Law drives policy, policy drives training, and training should lead to improved performance. This is the premise for this webinar. And for this transitive law to effectively play out, Ashley Heiberger proposes that data is needed to come up with a needs assessment which will then inform training.
Ashley Heiberger is a police officer for 22 years and retired as a captain and the Professional Standards Division Commander in a medium-sized agency in Pennsylvania. He worked as an advisor for a firm handling compliance and currently maintains a consulting and expert witness practice focused on policy development and use of force.
Specifics of the discussion are on:
- How society is changing, how these changes are affecting policing, and pivotal incidents that shaped these changes.
- The different standards by which use of force by law enforcement officers is evaluated, their characteristics, and the rate of evolution across each of these.
- Statistics surrounding officer-involved shootings (OIS)
- A glimpse into some of the most high-profile OIS incidents, and how it indicates a substantial increase in incidents following the Ferguson and Minneapolis incidents.
- How the major difference between the community response between those from 2014 to present and those that precede it is the availability of social media which allows the public to voice out their opinion.
- The community response garnered in the summer of 2020 following recent use of force incidents.
- The importance of conducting an annual needs assessment for use of force training in law enforcement agencies.
- How agency data is underutilized by agencies and its ability to inform the needs assessment which then shapes the training.
- A rundown of the different data sources and types of data to collect that can help inform the agency’s needs assessment and training focus.

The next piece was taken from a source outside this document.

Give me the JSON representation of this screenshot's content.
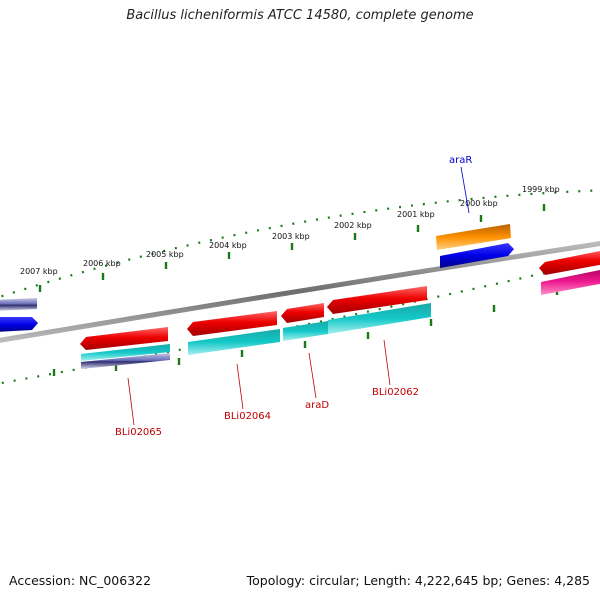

- External data sources to tap into that can provide further insights, promising practices, and trends that can influence how training is developed in agencies.

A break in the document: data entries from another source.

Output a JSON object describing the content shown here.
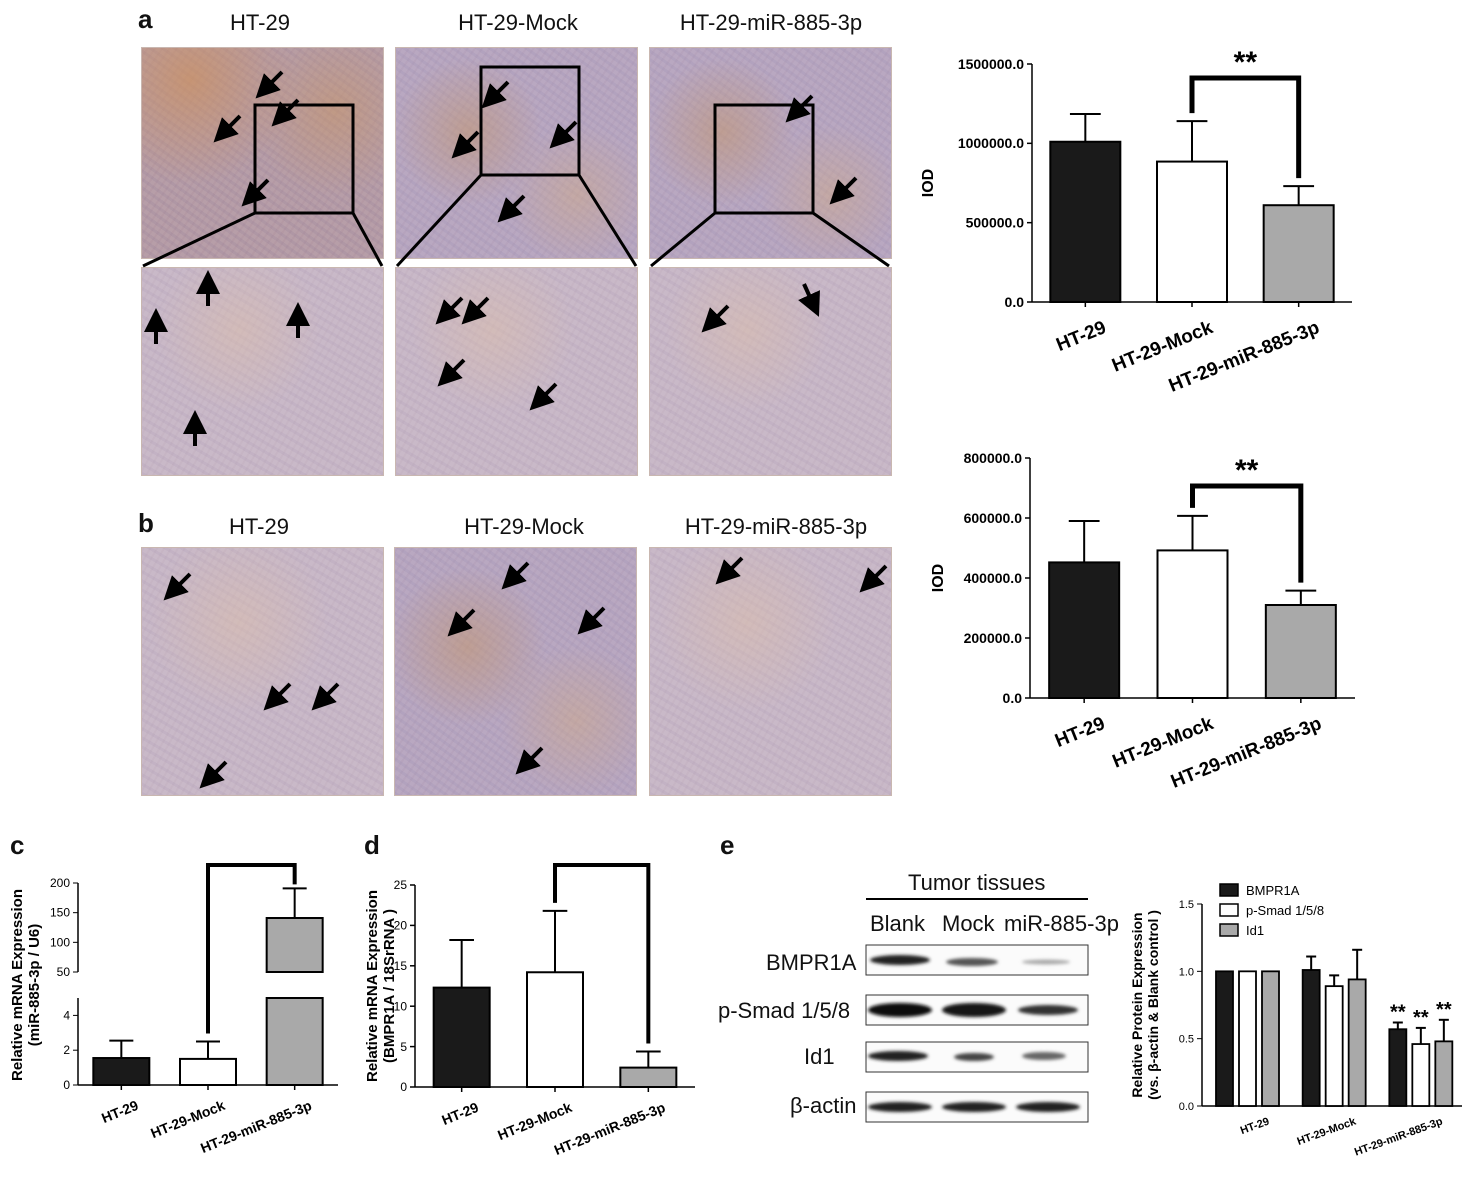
{
  "panels": {
    "a": {
      "label": "a",
      "titles": [
        "HT-29",
        "HT-29-Mock",
        "HT-29-miR-885-3p"
      ]
    },
    "b": {
      "label": "b",
      "titles": [
        "HT-29",
        "HT-29-Mock",
        "HT-29-miR-885-3p"
      ]
    },
    "c": {
      "label": "c"
    },
    "d": {
      "label": "d"
    },
    "e": {
      "label": "e"
    }
  },
  "blot": {
    "header": "Tumor tissues",
    "lanes": [
      "Blank",
      "Mock",
      "miR-885-3p"
    ],
    "rows": [
      "BMPR1A",
      "p-Smad 1/5/8",
      "Id1",
      "β-actin"
    ]
  },
  "colors": {
    "black": "#1a1a1a",
    "white": "#ffffff",
    "gray": "#a9a9a9"
  },
  "chart_data": [
    {
      "id": "chart-a",
      "type": "bar",
      "categories": [
        "HT-29",
        "HT-29-Mock",
        "HT-29-miR-885-3p"
      ],
      "values": [
        1010000,
        885000,
        610000
      ],
      "errors": [
        175000,
        255000,
        120000
      ],
      "ylabel": "IOD",
      "ylim": [
        0,
        1500000
      ],
      "yticks": [
        "0.0",
        "500000.0",
        "1000000.0",
        "1500000.0"
      ],
      "significance": "**"
    },
    {
      "id": "chart-b",
      "type": "bar",
      "categories": [
        "HT-29",
        "HT-29-Mock",
        "HT-29-miR-885-3p"
      ],
      "values": [
        452000,
        492000,
        310000
      ],
      "errors": [
        138000,
        115000,
        48000
      ],
      "ylabel": "IOD",
      "ylim": [
        0,
        800000
      ],
      "yticks": [
        "0.0",
        "200000.0",
        "400000.0",
        "600000.0",
        "800000.0"
      ],
      "significance": "**"
    },
    {
      "id": "chart-c",
      "type": "bar",
      "categories": [
        "HT-29",
        "HT-29-Mock",
        "HT-29-miR-885-3p"
      ],
      "values": [
        1.55,
        1.5,
        141
      ],
      "errors": [
        1.0,
        1.0,
        50
      ],
      "ylabel": "Relative mRNA Expression",
      "ylabel2": "(miR-885-3p / U6)",
      "yticks_lower": [
        "0",
        "2",
        "4"
      ],
      "yticks_upper": [
        "50",
        "100",
        "150",
        "200"
      ],
      "axis_break": true,
      "significance": "**"
    },
    {
      "id": "chart-d",
      "type": "bar",
      "categories": [
        "HT-29",
        "HT-29-Mock",
        "HT-29-miR-885-3p"
      ],
      "values": [
        12.3,
        14.2,
        2.4
      ],
      "errors": [
        5.9,
        7.6,
        2.0
      ],
      "ylabel": "Relative mRNA Expression",
      "ylabel2": "(BMPR1A / 18SrRNA )",
      "ylim": [
        0,
        25
      ],
      "yticks": [
        "0",
        "5",
        "10",
        "15",
        "20",
        "25"
      ],
      "significance": "**"
    },
    {
      "id": "chart-e",
      "type": "bar",
      "categories": [
        "HT-29",
        "HT-29-Mock",
        "HT-29-miR-885-3p"
      ],
      "series": [
        {
          "name": "BMPR1A",
          "values": [
            1.0,
            1.01,
            0.57
          ],
          "errors": [
            0,
            0.1,
            0.05
          ]
        },
        {
          "name": "p-Smad 1/5/8",
          "values": [
            1.0,
            0.89,
            0.46
          ],
          "errors": [
            0,
            0.08,
            0.12
          ]
        },
        {
          "name": "Id1",
          "values": [
            1.0,
            0.94,
            0.48
          ],
          "errors": [
            0,
            0.22,
            0.16
          ]
        }
      ],
      "ylabel": "Relative Protein Expression",
      "ylabel2": "(vs. β-actin & Blank control )",
      "ylim": [
        0,
        1.5
      ],
      "yticks": [
        "0.0",
        "0.5",
        "1.0",
        "1.5"
      ],
      "significance": "**",
      "legend": "top-left"
    }
  ]
}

- The value of training police officers in intermediate force which is used more frequently in community interactions than just focusing on deadly force.
- A dual approach to effective training that incorporates knowledge checks via written tests and demonstrated proficiency through application courses.
- The benefits of scenario-based training that utilizes data to develop realistic scenarios that integrate all levels of force and de-escalation techniques to evaluate officers’ de-escalation and communication skills.
Points raised by the webinar attendees during the Q&A are about:
- Research on military police use of force and rules of engagement.
- The primary cause of excessive use of force.
- The frequency and scope of adequate use of force training.
- An official national tracking system for use of force data.
- Allowing public opinion to alter tenets of officer safety.
- Post-incident debriefings on OIS incidents as part of training.
- Ashley’s offered training services on de-escalation.
Resources and Handouts
- Book Referenced: Evaluating Police Uses of Force by Stoughton, Noble, and Alpert
- Author Referenced: Articles by David Bolgiano (Use of Force in Military Policing author)
- “Great presenter. Very knowledgeable.” — Kenny
- “Good overview. Most important thing was scenario-based training is great training because it provides experiential learning and mastery experiences for better learning or training.” — Gerald
- “I liked the concept of using data to drive your training needs and not just training on policy alone.” — Bruce
- “I will note that the presenter for Use of Force: Improved Performance through an Evidence-Based Approach had my respect from the beginning by acknowledging what some officers have done through use of force incidents was a result of criminality, not policing. I feel like this was good for the audience to hear as the issue with Use of Force is when you misuse it, not use it to provide safety to the officers or community.” — Alicia
- “The Presenter was extremely knowledgeable and showed compassion in presenting this topic.” — Vivian
- “Excellent advice, comprehensive and systemic approach to understanding use of force, and good treatment of training issues.” — Bill
The American Society of Evidence–Based Policing is a non-profit organization started by working police officers designed to drive the national conversation towards ensuring that the least harmful, most effective, fairest, and safest strategies are employed to prevent crime, reduce harm, and improve community wellness.